Related issues: #1535 and #68

Here's an example of how to lay out code in the binary:

example.zig

const msg = "Hello, World!\n";

export fn _start() callconv(.Naked) {
    _ = syscall3(SYS_write, 1, msg, msg.len);
    exit();
}

fn exit() noreturn {
    syscall1(SYS_exit_group, 0);
}

fn syscall1(number: SYS, arg1: usize) usize {
    return asm volatile ("syscall"
        : [ret] "={rax}" (-> usize)
        : [number] "{rax}" (@enumToInt(number)),
          [arg1] "{rdi}" (arg1)
        : "rcx", "r11", "memory"
    );
}

fn syscall3(number: SYS, arg1: usize, arg2: usize, arg3: usize) usize {
    return asm volatile ("syscall"
        : [ret] "={rax}" (-> usize)
        : [number] "{rax}" (@enumToInt(number)),
          [arg1] "{rdi}" (arg1),
          [arg2] "{rsi}" (arg2),
          [arg3] "{rdx}" (arg3)
        : "rcx", "r11", "memory"
    );
}

example.asm

; table of offsets
_exit: offsetof exit
_msg: offsetof msg
_syscall1: offsetof syscall1
_syscall3: offsetof syscall3

msg:
.ascii "Hello, World!\n"

syscall1:
mov rax, rdi
mov rdi, rsi
syscall
ret

syscall3:
mov rax, rdi
mov rdi, rsi
mov rsi, rdx
mov rdx, rcx
syscall
ret

exit:
mov edi, 0x3c
xor esi, esi
call [_syscall1]

_start:
mov edi, 0x1
mov esi, 0x1
mov rdx, [_msg]
mov ecx, 0xe
call [_syscall3]
call [_exit]

The main idea here is that (1) each global declaration in zig directly maps to a symbol in the output binary and (2) within each symbol, the code is Position Independent, not only with respect to itself, but also with respect to the other symbols it references. Each reference to a global declaration is indirect, through the table of offsets. This accomplishes 2 things:

• A symbol can be relocated within the output binary, e.g. imagine that "Hello, world!" was changed to "lllll, world!". And further imagine that the symbol offsets table needed to grow, so that the msg symbol needed to move to later in the file, below _start. The only thing that would need to change is (1) moving the msg data to the new location, and (2) updating the table of offsets. Even if msg was referenced 100 times, those 100 references would be unchanged, despite the fact that it moved around in the address space.

• Really powerful hot code swapping. The process could be paused with e.g. ptrace, and then updated symbols would, rather than being updated in place, be appended only. The table of offsets would be updated to point to the new symbols. The process would then be resumed. Function calls which were in-progress (all the way up the stack) would complete using the old function code, however new function calls would call the new function.
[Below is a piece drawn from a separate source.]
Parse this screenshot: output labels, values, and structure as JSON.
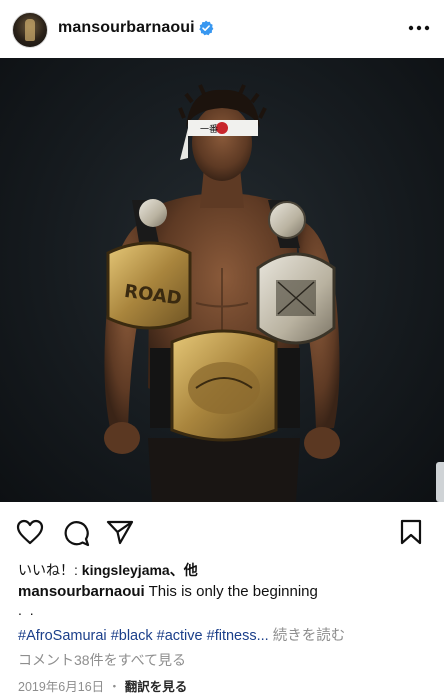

Any instruction addresses captured for debug info purposes would be valid throughout any number of hot code swaps. There are a lot of different ways this could go, but this demonstrates what a table of offsets accomplishes.

I'm pretty sure I just reinvented the Global Offset Table so it might make sense to read about how that works and just use that.